In the winter of 2001, Thomas Bena and a group of friends were desperate for good movies.

They had rented nearly every VHS and DVD at the only video store on Martha’s Vineyard, and the two movie theaters then open were only showing basic blockbusters. Although they had never even been to a film festival, they asked friends to help create an alternative movie experience—one that would feature fantastic films alongside nourishing food, art, and music.

They invited several independent filmmakers, each excited to present their work at the Grange Hall in West Tisbury. With a little notice in The Martha’s Vineyard Times and a heap of phone calls, the hall was packed. The projection booth doubled as a kitchen. Curries were prepared just a few feet from the gear. A series of interviews with Islanders played on television screens throughout the building. Strangers talked, friends were made, and people had a great time at the first annual Martha’s Vineyard Film Festival.

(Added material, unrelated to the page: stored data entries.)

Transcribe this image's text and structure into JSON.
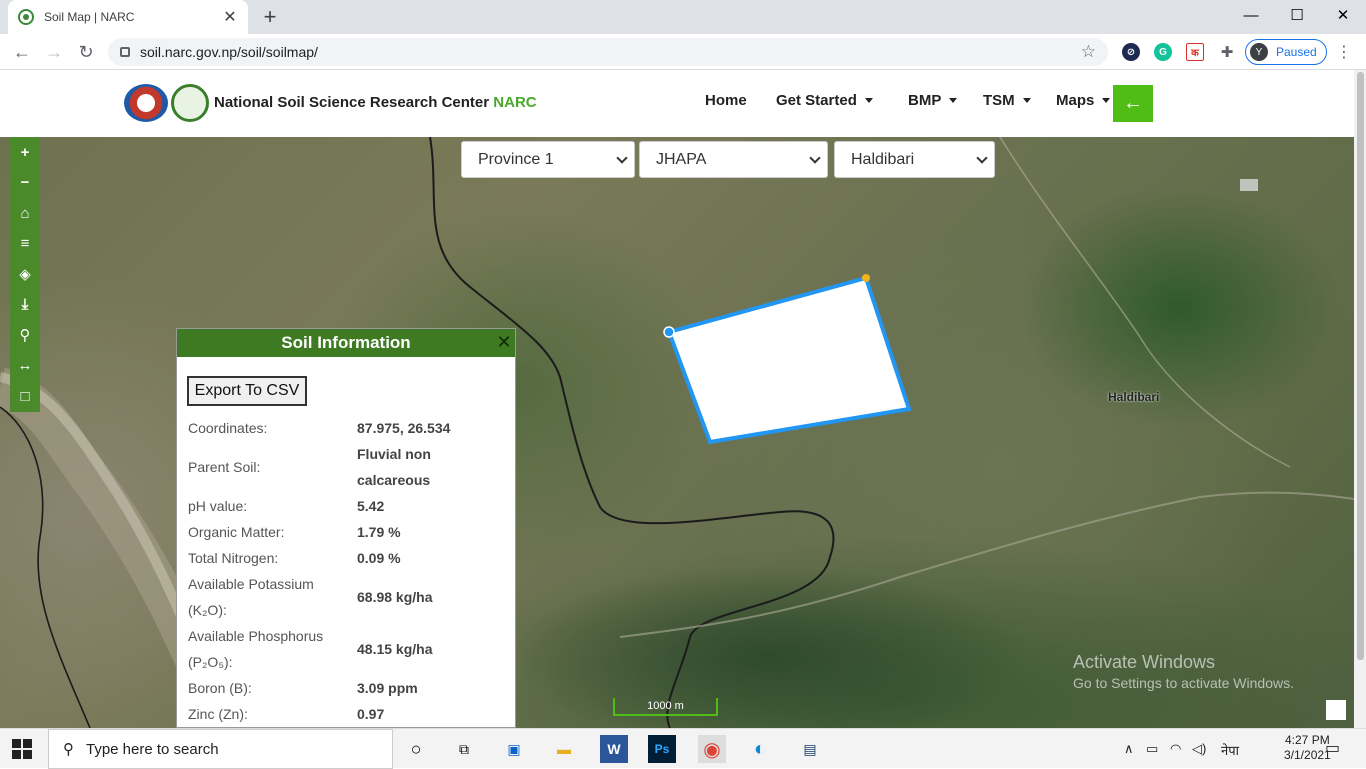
{
  "browser": {
    "tab_title": "Soil Map | NARC",
    "tab_close": "✕",
    "new_tab": "+",
    "url": "soil.narc.gov.np/soil/soilmap/",
    "window_controls": {
      "minimize": "—",
      "maximize": "☐",
      "close": "✕"
    },
    "profile_initial": "Y",
    "profile_status": "Paused",
    "extensions": [
      {
        "icon": "compass-extension-icon",
        "color": "#1e2a50"
      },
      {
        "icon": "grammarly-extension-icon",
        "color": "#15c39a"
      },
      {
        "icon": "nepali-keyboard-extension-icon",
        "color": "#d93025",
        "glyph": "क"
      },
      {
        "icon": "puzzle-extensions-icon",
        "color": "#5f6368"
      }
    ]
  },
  "site": {
    "name": "National Soil Science Research Center",
    "name_accent": "NARC",
    "nav": [
      {
        "label": "Home",
        "dropdown": false
      },
      {
        "label": "Get Started",
        "dropdown": true
      },
      {
        "label": "BMP",
        "dropdown": true
      },
      {
        "label": "TSM",
        "dropdown": true
      },
      {
        "label": "Maps",
        "dropdown": true
      }
    ],
    "back_icon": "arrow-left-icon",
    "accent_color": "#4fbd16"
  },
  "map": {
    "controls": [
      {
        "name": "zoom-in-icon",
        "glyph": "+"
      },
      {
        "name": "zoom-out-icon",
        "glyph": "−"
      },
      {
        "name": "home-icon",
        "glyph": "⌂"
      },
      {
        "name": "menu-icon",
        "glyph": "≡"
      },
      {
        "name": "layers-icon",
        "glyph": "◈"
      },
      {
        "name": "download-icon",
        "glyph": "⤓"
      },
      {
        "name": "location-pin-icon",
        "glyph": "⚲"
      },
      {
        "name": "measure-distance-icon",
        "glyph": "↔"
      },
      {
        "name": "measure-area-icon",
        "glyph": "□"
      }
    ],
    "province_select": "Province 1",
    "district_select": "JHAPA",
    "municipality_select": "Haldibari",
    "place_label": "Haldibari",
    "scale_label": "1000 m"
  },
  "soil_info": {
    "title": "Soil Information",
    "export_label": "Export To CSV",
    "rows": [
      {
        "key": "Coordinates:",
        "value": "87.975, 26.534"
      },
      {
        "key": "Parent Soil:",
        "value": "Fluvial non calcareous"
      },
      {
        "key": "pH value:",
        "value": "5.42"
      },
      {
        "key": "Organic Matter:",
        "value": "1.79 %"
      },
      {
        "key": "Total Nitrogen:",
        "value": "0.09 %"
      },
      {
        "key": "Available Potassium",
        "key_formula": "(K₂O):",
        "value": "68.98 kg/ha"
      },
      {
        "key": "Available Phosphorus",
        "key_formula": "(P₂O₅):",
        "value": "48.15 kg/ha"
      },
      {
        "key": "Boron (B):",
        "value": "3.09 ppm"
      },
      {
        "key": "Zinc (Zn):",
        "value": "0.97"
      }
    ]
  },
  "watermark": {
    "line1": "Activate Windows",
    "line2": "Go to Settings to activate Windows."
  },
  "taskbar": {
    "search_placeholder": "Type here to search",
    "apps": [
      "cortana-icon",
      "task-view-icon",
      "store-icon",
      "file-explorer-icon",
      "word-icon",
      "photoshop-icon",
      "chrome-icon",
      "edge-icon",
      "remote-desktop-icon"
    ],
    "language": "नेपा",
    "time": "4:27 PM",
    "date": "3/1/2021"
  }
}
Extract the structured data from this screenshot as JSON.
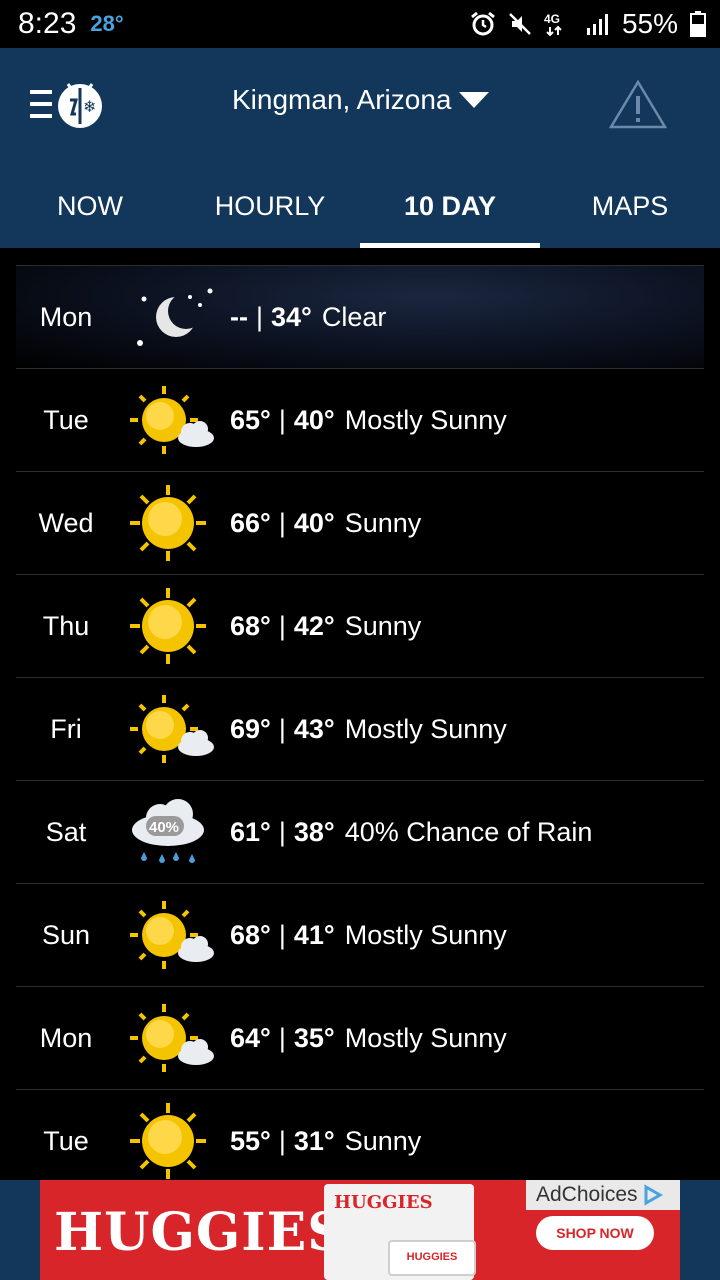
{
  "status_bar": {
    "time": "8:23",
    "temperature": "28°",
    "battery_percent": "55%"
  },
  "header": {
    "location": "Kingman, Arizona"
  },
  "tabs": [
    {
      "label": "NOW",
      "active": false
    },
    {
      "label": "HOURLY",
      "active": false
    },
    {
      "label": "10 DAY",
      "active": true
    },
    {
      "label": "MAPS",
      "active": false
    }
  ],
  "forecast": [
    {
      "day": "Mon",
      "icon": "moon-clear-icon",
      "high": "--",
      "low": "34°",
      "condition": "Clear"
    },
    {
      "day": "Tue",
      "icon": "mostly-sunny-icon",
      "high": "65°",
      "low": "40°",
      "condition": "Mostly Sunny"
    },
    {
      "day": "Wed",
      "icon": "sunny-icon",
      "high": "66°",
      "low": "40°",
      "condition": "Sunny"
    },
    {
      "day": "Thu",
      "icon": "sunny-icon",
      "high": "68°",
      "low": "42°",
      "condition": "Sunny"
    },
    {
      "day": "Fri",
      "icon": "mostly-sunny-icon",
      "high": "69°",
      "low": "43°",
      "condition": "Mostly Sunny"
    },
    {
      "day": "Sat",
      "icon": "rain-chance-icon",
      "icon_label": "40%",
      "high": "61°",
      "low": "38°",
      "condition": "40% Chance of Rain"
    },
    {
      "day": "Sun",
      "icon": "mostly-sunny-icon",
      "high": "68°",
      "low": "41°",
      "condition": "Mostly Sunny"
    },
    {
      "day": "Mon",
      "icon": "mostly-sunny-icon",
      "high": "64°",
      "low": "35°",
      "condition": "Mostly Sunny"
    },
    {
      "day": "Tue",
      "icon": "sunny-icon",
      "high": "55°",
      "low": "31°",
      "condition": "Sunny"
    }
  ],
  "ad": {
    "brand": "HUGGIES",
    "product_logo": "HUGGIES",
    "wipes_label": "HUGGIES",
    "adchoices": "AdChoices",
    "cta": "SHOP NOW"
  },
  "colors": {
    "header_bg": "#12375b",
    "status_temp": "#4aa3df",
    "ad_bg": "#d8252a",
    "sun": "#f5c400"
  }
}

In the two decades that followed, the festival moved farther up Island and established itself at the Chilmark Community Center and surrounding buildings and businesses, becoming a much-anticipated March event that attracted filmgoers from far and wide, featured memorable guest filmmakers and film subjects, and expanded to include workshops, theater performances, and programming for children.

In 2022, under new leadership, the festival returned to the Grange Hall, following a new leasing and conversion of the historic building’s second-floor theater. Reimagining that communal space as the Island’s living room, Circuit Arts, the festival’s producing nonprofit organization, has ushered in a new era of film for the Vineyard community.